Only I didn't know what terrin was, but a very good song is spinning on my tongue.

natapit, this is for you:


natapit
Terrine (fr. Terrine) - a dish of meat or fish, in the form of thin slices - bread. The term Terrine is also known as soup soup in France and other countries. Terrines are prepared from minced meat, fillets of red and white fish, adding cheese, vegetables and spices. (Wikipedia)

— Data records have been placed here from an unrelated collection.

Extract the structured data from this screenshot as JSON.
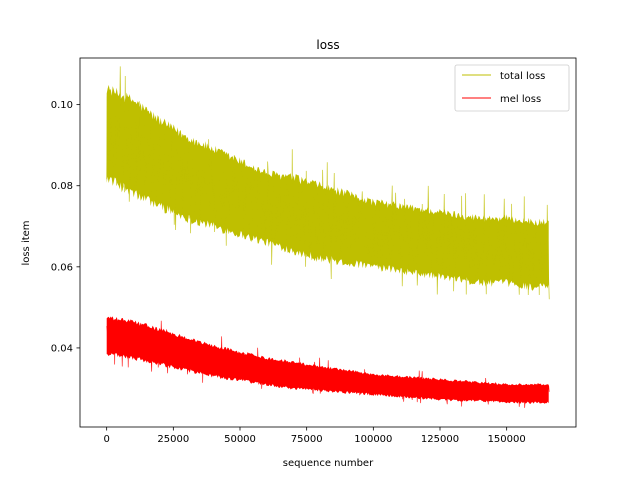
{
  "chart_data": {
    "type": "line",
    "title": "loss",
    "xlabel": "sequence number",
    "ylabel": "loss item",
    "xlim": [
      -10000,
      176000
    ],
    "ylim": [
      0.0205,
      0.1115
    ],
    "x_ticks": [
      0,
      25000,
      50000,
      75000,
      100000,
      125000,
      150000
    ],
    "x_tick_labels": [
      "0",
      "25000",
      "50000",
      "75000",
      "100000",
      "125000",
      "150000"
    ],
    "y_ticks": [
      0.04,
      0.06,
      0.08,
      0.1
    ],
    "y_tick_labels": [
      "0.04",
      "0.06",
      "0.08",
      "0.10"
    ],
    "grid": false,
    "legend_position": "top-right",
    "series": [
      {
        "name": "total loss",
        "color": "#bfbf00",
        "x": [
          0,
          10000,
          20000,
          30000,
          40000,
          50000,
          60000,
          70000,
          80000,
          90000,
          100000,
          110000,
          120000,
          130000,
          140000,
          150000,
          160000,
          166000
        ],
        "upper": [
          0.104,
          0.101,
          0.096,
          0.092,
          0.089,
          0.086,
          0.083,
          0.082,
          0.08,
          0.078,
          0.076,
          0.075,
          0.074,
          0.073,
          0.072,
          0.072,
          0.071,
          0.071
        ],
        "lower": [
          0.082,
          0.078,
          0.075,
          0.072,
          0.07,
          0.068,
          0.066,
          0.064,
          0.062,
          0.061,
          0.06,
          0.059,
          0.058,
          0.057,
          0.056,
          0.056,
          0.055,
          0.055
        ]
      },
      {
        "name": "mel loss",
        "color": "#ff0000",
        "x": [
          0,
          10000,
          20000,
          30000,
          40000,
          50000,
          60000,
          70000,
          80000,
          90000,
          100000,
          110000,
          120000,
          130000,
          140000,
          150000,
          160000,
          166000
        ],
        "upper": [
          0.0475,
          0.0465,
          0.0445,
          0.0425,
          0.0405,
          0.039,
          0.0375,
          0.0365,
          0.0355,
          0.0345,
          0.0335,
          0.033,
          0.0325,
          0.032,
          0.0315,
          0.031,
          0.031,
          0.031
        ],
        "lower": [
          0.0385,
          0.0375,
          0.036,
          0.0345,
          0.033,
          0.032,
          0.031,
          0.03,
          0.0295,
          0.029,
          0.0285,
          0.028,
          0.0275,
          0.027,
          0.027,
          0.0265,
          0.0265,
          0.0265
        ]
      }
    ]
  }
}
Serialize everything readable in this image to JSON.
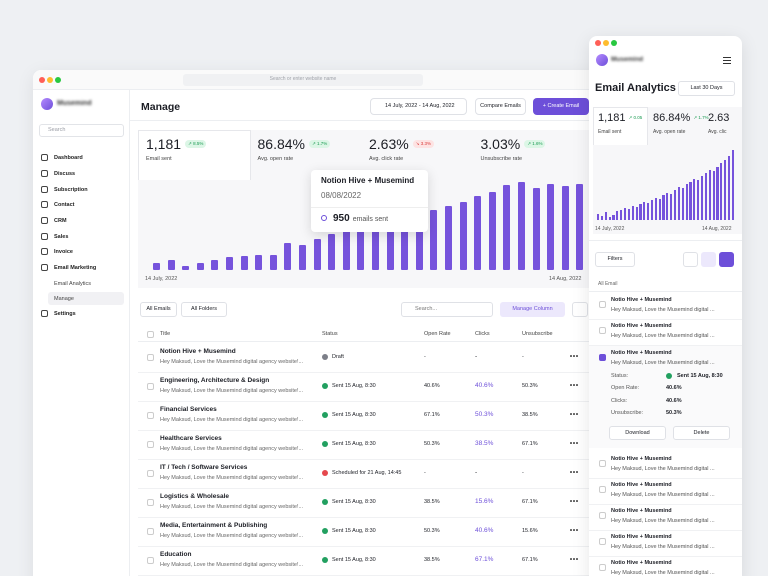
{
  "browser": {
    "address": "Search or enter website name"
  },
  "sidebar": {
    "brand": "Musemind",
    "search": "Search",
    "nav": [
      "Dashboard",
      "Discuss",
      "Subscription",
      "Contact",
      "CRM",
      "Sales",
      "Invoice",
      "Email Marketing",
      "Email Analytics",
      "Manage",
      "Settings"
    ]
  },
  "header": {
    "title": "Manage",
    "date_range": "14 July, 2022 - 14 Aug, 2022",
    "compare": "Compare Emails",
    "create": "+ Create Email"
  },
  "stats": [
    {
      "value": "1,181",
      "change": "↗ 8.5%",
      "label": "Email sent",
      "direction": "up"
    },
    {
      "value": "86.84%",
      "change": "↗ 1.7%",
      "label": "Avg. open rate",
      "direction": "up"
    },
    {
      "value": "2.63%",
      "change": "↘ 3.3%",
      "label": "Avg. click rate",
      "direction": "down"
    },
    {
      "value": "3.03%",
      "change": "↗ 1.6%",
      "label": "Unsubscribe rate",
      "direction": "up"
    }
  ],
  "chart_data": {
    "type": "bar",
    "color": "#7653dc",
    "values": [
      144,
      216,
      96,
      144,
      216,
      288,
      312,
      336,
      336,
      600,
      552,
      672,
      792,
      888,
      950,
      1032,
      1128,
      1176,
      1248,
      1320,
      1392,
      1488,
      1608,
      1704,
      1848,
      1920,
      1800,
      1872,
      1824,
      1872
    ],
    "x_start": "14 July, 2022",
    "x_end": "14 Aug, 2022",
    "tooltip": {
      "title": "Notion Hive + Musemind",
      "date": "08/08/2022",
      "value": "950",
      "unit": "emails sent"
    }
  },
  "toolbar": {
    "filter1": "All Emails",
    "filter2": "All Folders",
    "search": "Search...",
    "manage": "Manage Column"
  },
  "table": {
    "columns": [
      "Title",
      "Status",
      "Open Rate",
      "Clicks",
      "Unsubscribe"
    ],
    "rows": [
      {
        "title": "Notion Hive + Musemind",
        "desc": "Hey Maksud, Love the Musemind digital agency website!...",
        "status": "Draft",
        "kind": "draft",
        "open": "-",
        "clicks": "-",
        "unsub": "-"
      },
      {
        "title": "Engineering, Architecture & Design",
        "desc": "Hey Maksud, Love the Musemind digital agency website!...",
        "status": "Sent 15 Aug, 8:30",
        "kind": "sent",
        "open": "40.6%",
        "clicks": "40.6%",
        "unsub": "50.3%"
      },
      {
        "title": "Financial Services",
        "desc": "Hey Maksud, Love the Musemind digital agency website!...",
        "status": "Sent 15 Aug, 8:30",
        "kind": "sent",
        "open": "67.1%",
        "clicks": "50.3%",
        "unsub": "38.5%"
      },
      {
        "title": "Healthcare Services",
        "desc": "Hey Maksud, Love the Musemind digital agency website!...",
        "status": "Sent 15 Aug, 8:30",
        "kind": "sent",
        "open": "50.3%",
        "clicks": "38.5%",
        "unsub": "67.1%"
      },
      {
        "title": "IT / Tech / Software Services",
        "desc": "Hey Maksud, Love the Musemind digital agency website!...",
        "status": "Scheduled for 21 Aug, 14:45",
        "kind": "scheduled",
        "open": "-",
        "clicks": "-",
        "unsub": "-"
      },
      {
        "title": "Logistics & Wholesale",
        "desc": "Hey Maksud, Love the Musemind digital agency website!...",
        "status": "Sent 15 Aug, 8:30",
        "kind": "sent",
        "open": "38.5%",
        "clicks": "15.6%",
        "unsub": "67.1%"
      },
      {
        "title": "Media, Entertainment & Publishing",
        "desc": "Hey Maksud, Love the Musemind digital agency website!...",
        "status": "Sent 15 Aug, 8:30",
        "kind": "sent",
        "open": "50.3%",
        "clicks": "40.6%",
        "unsub": "15.6%"
      },
      {
        "title": "Education",
        "desc": "Hey Maksud, Love the Musemind digital agency website!...",
        "status": "Sent 15 Aug, 8:30",
        "kind": "sent",
        "open": "38.5%",
        "clicks": "67.1%",
        "unsub": "67.1%"
      }
    ]
  },
  "mobile": {
    "brand": "Musemind",
    "title": "Email Analytics",
    "range": "Last 30 Days",
    "stats": [
      {
        "value": "1,181",
        "change": "↗ 0.05",
        "label": "Email sent"
      },
      {
        "value": "86.84%",
        "change": "↗ 1.7%",
        "label": "Avg. open rate"
      },
      {
        "value": "2.63",
        "label": "Avg. clic"
      }
    ],
    "chart": {
      "color": "#7653dc",
      "values": [
        6,
        4,
        8,
        3,
        5,
        9,
        10,
        12,
        11,
        14,
        13,
        16,
        18,
        17,
        20,
        22,
        21,
        25,
        27,
        26,
        30,
        33,
        32,
        36,
        38,
        41,
        40,
        44,
        47,
        50,
        49,
        53,
        57,
        60,
        64,
        70
      ],
      "x_start": "14 July, 2022",
      "x_end": "14 Aug, 2022"
    },
    "filters": "Filters",
    "list_header": "All Email",
    "items": [
      {
        "title": "Notio Hive + Musemind",
        "desc": "Hey Maksud, Love the Musemind digital ..."
      },
      {
        "title": "Notio Hive + Musemind",
        "desc": "Hey Maksud, Love the Musemind digital ..."
      },
      {
        "title": "Notio Hive + Musemind",
        "desc": "Hey Maksud, Love the Musemind digital ..."
      },
      {
        "title": "Notio Hive + Musemind",
        "desc": "Hey Maksud, Love the Musemind digital ..."
      },
      {
        "title": "Notio Hive + Musemind",
        "desc": "Hey Maksud, Love the Musemind digital ..."
      },
      {
        "title": "Notio Hive + Musemind",
        "desc": "Hey Maksud, Love the Musemind digital ..."
      },
      {
        "title": "Notio Hive + Musemind",
        "desc": "Hey Maksud, Love the Musemind digital ..."
      },
      {
        "title": "Notio Hive + Musemind",
        "desc": "Hey Maksud, Love the Musemind digital ..."
      }
    ],
    "details": [
      {
        "label": "Status:",
        "value": "Sent 15 Aug, 8:30"
      },
      {
        "label": "Open Rate:",
        "value": "40.6%"
      },
      {
        "label": "Clicks:",
        "value": "40.6%"
      },
      {
        "label": "Unsubscribe:",
        "value": "50.3%"
      }
    ],
    "download": "Download",
    "delete": "Delete"
  }
}
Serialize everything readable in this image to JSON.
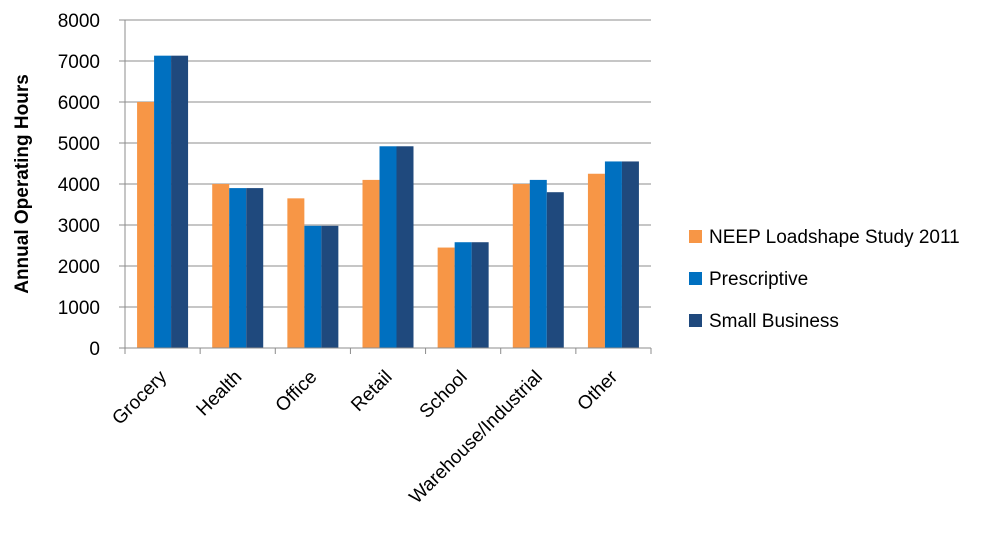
{
  "chart_data": {
    "type": "bar",
    "ylabel": "Annual Operating Hours",
    "ylim": [
      0,
      8000
    ],
    "yticks": [
      0,
      1000,
      2000,
      3000,
      4000,
      5000,
      6000,
      7000,
      8000
    ],
    "grid": true,
    "legend_position": "right",
    "categories": [
      "Grocery",
      "Health",
      "Office",
      "Retail",
      "School",
      "Warehouse/Industrial",
      "Other"
    ],
    "series": [
      {
        "name": "NEEP Loadshape Study 2011",
        "color": "#F79646",
        "values": [
          6000,
          4000,
          3650,
          4100,
          2450,
          4000,
          4250
        ]
      },
      {
        "name": "Prescriptive",
        "color": "#0070C0",
        "values": [
          7130,
          3900,
          2980,
          4920,
          2580,
          4100,
          4550
        ]
      },
      {
        "name": "Small Business",
        "color": "#1F497D",
        "values": [
          7130,
          3900,
          2980,
          4920,
          2580,
          3800,
          4550
        ]
      }
    ]
  }
}
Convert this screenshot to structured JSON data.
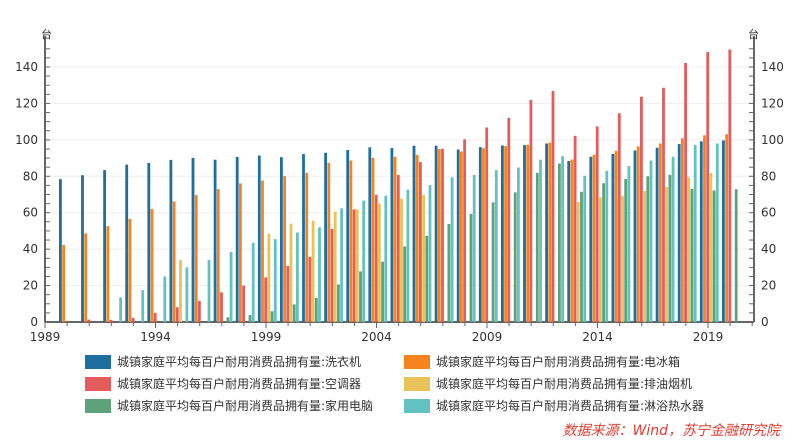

Well, you made me laugh! now I sit humming this song!
Zhivchik
natapit, thanks for the info!

Quote: natapit

now I sit humming this song!

I knew, I knew ... now I'm not the only one humming such a good song.
natapit
Tumanchik
Thank you very much Natasha for the meat terrine recipe. Insanely delicious and table decoration. Instead of candied fruits, I used dates, which I laid out in mosaics. Instead of pistachios - peanuts. And so that there were no creases on the line of chicken fillet, the fillet was rolled in peanuts and sprinkled with gelatin. The plastics were flat and did not share. Fresh champignons. I will definitely repeat.
Two terrines to choose fromTwo terrines to choose from

natapit
Wow! what a handsome man!
Tumanchik
Quote: natapit

Wow! what a handsome man!
And again I praise your terrine! This time I, as a "pro", took into account all my mistakes and terrine in general broke all records in the speed of eating! My gratitude to you has no limits!